Dave meets a woman he spends the rest of the night dancing with. When the DJ announces last call, I start looking for Dave. He is nowhere to be found. I even go into the men’s bathroom. I go downstairs, the dance floor has been closed for an hour. I find Dave passed out behind a speaker. He asks me to drive. I can’t. I’m too drunk. We cross the Holland Tunnel and he pulls into a motel, too wasted to drive the rest of the way home. I cry myself to sleep and wake up crying.
I move to Woodside, Queens where I have a beautiful apartment with a deck and a view of the NYC skyline. I cry every night on that deck. Dave and I hangout all the time. We rollerblade, go to the beach. He doesn’t tell me that Fabian is now in a relationship with that woman. Dave befriends her. I feel betrayed but say nothing. This is the first betrayal.
There were so many betrayals after that. I betrayed him. He betrayed me.
I was at a writing conference in Miami when he did it. I can’t say I was surprised. I wasn’t the only one who wasn’t. He’d threatened to do it so many times over the years. Maybe we thought he was crying wolf. Maybe we felt helpless to do anything about it. So much had changed since those simpler days. He had a wife and kids, a house in the suburbs, a good job making six figure money. What could go wrong? Why would he take his life?
Some of us are haunted by ghosts that never leave…
I didn’t come back in time for the memorial. I realized soon after that I hadn’t forgiven him for so much. The betrayals. The ways I felt he turned his back on me, when the truth is probably more benign–we just moved on. We all do.

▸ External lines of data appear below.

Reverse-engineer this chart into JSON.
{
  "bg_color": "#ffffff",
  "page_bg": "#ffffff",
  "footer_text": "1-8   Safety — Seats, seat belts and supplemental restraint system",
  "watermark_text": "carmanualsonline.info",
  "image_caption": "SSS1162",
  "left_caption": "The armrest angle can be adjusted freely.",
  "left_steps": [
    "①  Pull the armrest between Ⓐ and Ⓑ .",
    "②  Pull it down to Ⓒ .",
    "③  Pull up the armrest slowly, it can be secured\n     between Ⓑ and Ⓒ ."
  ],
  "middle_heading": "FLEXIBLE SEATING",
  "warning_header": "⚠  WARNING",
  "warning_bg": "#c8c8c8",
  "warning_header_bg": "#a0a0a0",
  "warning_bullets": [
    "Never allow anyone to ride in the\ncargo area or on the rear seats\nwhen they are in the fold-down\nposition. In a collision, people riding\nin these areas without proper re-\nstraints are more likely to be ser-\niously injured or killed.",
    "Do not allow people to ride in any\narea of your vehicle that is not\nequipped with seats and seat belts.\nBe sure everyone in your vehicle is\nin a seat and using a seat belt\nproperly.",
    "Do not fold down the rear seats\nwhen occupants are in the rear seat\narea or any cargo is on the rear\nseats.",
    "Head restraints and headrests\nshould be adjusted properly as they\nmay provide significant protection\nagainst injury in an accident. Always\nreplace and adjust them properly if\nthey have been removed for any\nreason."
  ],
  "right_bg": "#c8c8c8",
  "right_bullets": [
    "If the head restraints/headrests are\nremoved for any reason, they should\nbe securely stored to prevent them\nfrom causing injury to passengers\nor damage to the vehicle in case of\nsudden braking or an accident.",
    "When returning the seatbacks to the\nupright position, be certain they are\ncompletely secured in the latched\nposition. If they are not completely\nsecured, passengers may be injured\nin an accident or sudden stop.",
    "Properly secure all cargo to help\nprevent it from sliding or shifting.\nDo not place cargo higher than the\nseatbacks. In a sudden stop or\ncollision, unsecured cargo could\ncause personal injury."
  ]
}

I haven’t finished writing this essay. I know I will one day. And maybe it will be a google map essay. Today, I looked up how to create a google map. I stared at the subway map on my wall and added a pin at Chelsea Piers. The slideshow of memories is on loop in my heart. He was such a big part of my growing up years.
RIP Dave. I will remember you, always.
Wow. This is so powerful. I loved everything about it, because I could relate on so many different levels, and I'm not even American.